I bought 1 NVLink device to connect 2 nvidia A40 graphics cards, used ubuntu20.04 system, downloaded and installed nvidia-driver-local-repo-ubuntu2004-515.105.01_1.0-1_ amd64 .deb driver from the official website, and then installed cuda11.8 (cuda-repo-ubuntu2004-11-8-local_11.8.0-520.61.05-1_amd64.deb) from the official website, After installing nvidia-fabricmanager-520_520.61.05-1_amd64.deb and nvidia-fabricmanager-dev-520_520.61.05-1_amd64.deb, start the fabricmanager service
(sudo systemctl start nvidia-fabricmanager) The following error message is reported: NV_WARN_NOTHING_TO_DO errors
Please help me to fix this error and start the nvidia-fabricmanager service correctly, thanks!
NVlinkError-fabricmanager-en1.docx (315.6 KB)
Fabric manager is not needed and should not be installed on a system that uses NVLink bridges. It is intended for use with systems that have NVSwitch functionality. A system with A40 GPUs, regardless of configuration or anything you do, does not have or use NVSwitch-es.
Thank you!But when I run the LLM of int8 of 70B, when I need a 70G video memory program, the system loads about 46G video memory of an A40 graphics card, and another A40 graphics card has not been started, and an error is reported, as follows:
torch.empty(self.output_size,
torch.cuda.OutOfMemoryError: CUDA out of memory. Tried to allocate 448.00 MiB (GPU 0; 44.42 GiB total capacity; 43.11 GiB already allocated; 426.81 MiB free; 43.11 GiB reserved in total by PyTorch) If reserved memory is >> allocated memory try setting max_split_size_mb to avoid fragmentation. See documentation for Memory Management and PYTORCH_CUDA_ALLOC_CONF
Please help me!
Nvlink (or fabric manager) does not mean that when you attempt to use one GPU it will automatically spill over to the other GPU, nor does it mean that your A40 has twice the memory.

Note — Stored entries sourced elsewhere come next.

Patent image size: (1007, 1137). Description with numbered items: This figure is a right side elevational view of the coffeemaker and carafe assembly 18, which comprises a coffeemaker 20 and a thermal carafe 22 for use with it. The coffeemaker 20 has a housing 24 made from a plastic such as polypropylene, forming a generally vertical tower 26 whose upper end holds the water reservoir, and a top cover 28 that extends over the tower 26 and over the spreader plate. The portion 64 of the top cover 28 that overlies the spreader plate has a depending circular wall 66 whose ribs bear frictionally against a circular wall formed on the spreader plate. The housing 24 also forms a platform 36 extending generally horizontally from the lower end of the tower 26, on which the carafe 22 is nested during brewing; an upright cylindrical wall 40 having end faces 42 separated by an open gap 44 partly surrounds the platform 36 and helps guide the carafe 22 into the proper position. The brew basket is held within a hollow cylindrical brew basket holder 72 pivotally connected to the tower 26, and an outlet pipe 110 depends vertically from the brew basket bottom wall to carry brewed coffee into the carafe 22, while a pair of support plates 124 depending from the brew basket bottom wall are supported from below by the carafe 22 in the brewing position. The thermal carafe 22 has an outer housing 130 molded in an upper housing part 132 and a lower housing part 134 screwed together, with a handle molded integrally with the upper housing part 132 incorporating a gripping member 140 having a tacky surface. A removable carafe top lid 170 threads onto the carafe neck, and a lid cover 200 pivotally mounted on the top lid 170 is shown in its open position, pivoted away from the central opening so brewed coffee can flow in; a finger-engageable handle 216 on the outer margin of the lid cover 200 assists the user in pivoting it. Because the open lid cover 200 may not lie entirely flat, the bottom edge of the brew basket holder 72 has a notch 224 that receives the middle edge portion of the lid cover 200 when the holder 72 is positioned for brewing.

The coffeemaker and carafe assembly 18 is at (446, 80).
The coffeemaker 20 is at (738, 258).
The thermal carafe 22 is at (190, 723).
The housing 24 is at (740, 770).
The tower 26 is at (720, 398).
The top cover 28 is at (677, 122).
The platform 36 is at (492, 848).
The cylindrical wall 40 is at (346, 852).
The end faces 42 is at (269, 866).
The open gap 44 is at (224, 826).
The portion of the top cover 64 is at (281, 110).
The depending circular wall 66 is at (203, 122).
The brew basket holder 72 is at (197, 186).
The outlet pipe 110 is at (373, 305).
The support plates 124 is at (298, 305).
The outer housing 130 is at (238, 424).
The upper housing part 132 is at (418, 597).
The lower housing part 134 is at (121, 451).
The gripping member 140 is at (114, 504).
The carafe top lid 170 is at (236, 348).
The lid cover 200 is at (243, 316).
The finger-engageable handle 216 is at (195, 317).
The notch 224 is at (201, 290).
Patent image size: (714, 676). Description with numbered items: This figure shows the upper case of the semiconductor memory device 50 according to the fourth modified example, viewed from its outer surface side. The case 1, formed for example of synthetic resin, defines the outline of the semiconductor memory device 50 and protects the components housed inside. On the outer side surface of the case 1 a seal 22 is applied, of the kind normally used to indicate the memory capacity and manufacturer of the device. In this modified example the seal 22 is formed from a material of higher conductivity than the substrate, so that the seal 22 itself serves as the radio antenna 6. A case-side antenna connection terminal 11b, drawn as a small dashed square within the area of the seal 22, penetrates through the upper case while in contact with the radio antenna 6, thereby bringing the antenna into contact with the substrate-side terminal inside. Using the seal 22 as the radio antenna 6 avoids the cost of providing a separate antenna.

Your question is fundamentally about how to use pytorch with multiple GPUs. I suggest asking on pytorch forum (discuss.pytorch.org). This is not the right forum for that, and I won’t be able to help further with that.
Thank you!Then I ask this problem with this link" https://discuss.pytorch.org/t/2-nvidia-a40-but-show-error-torch-cuda-outofmemory-error/192037"
Today, I saw on the NVIDIA official website that A40 introduces that ultra fast GDDR6 memory can be expanded to 96GB through NVLink. But I couldn’t achieve 96GB after testing, so I think we should still solve this problem here
It’s not possible to transparently increase the memory size of a GPU using NVLink. That is not what is being communicated. There is no problem to solve as far as that goes. If you want to use the resources of multiple GPUs in pytorch, you’ll need to do that via pytorch.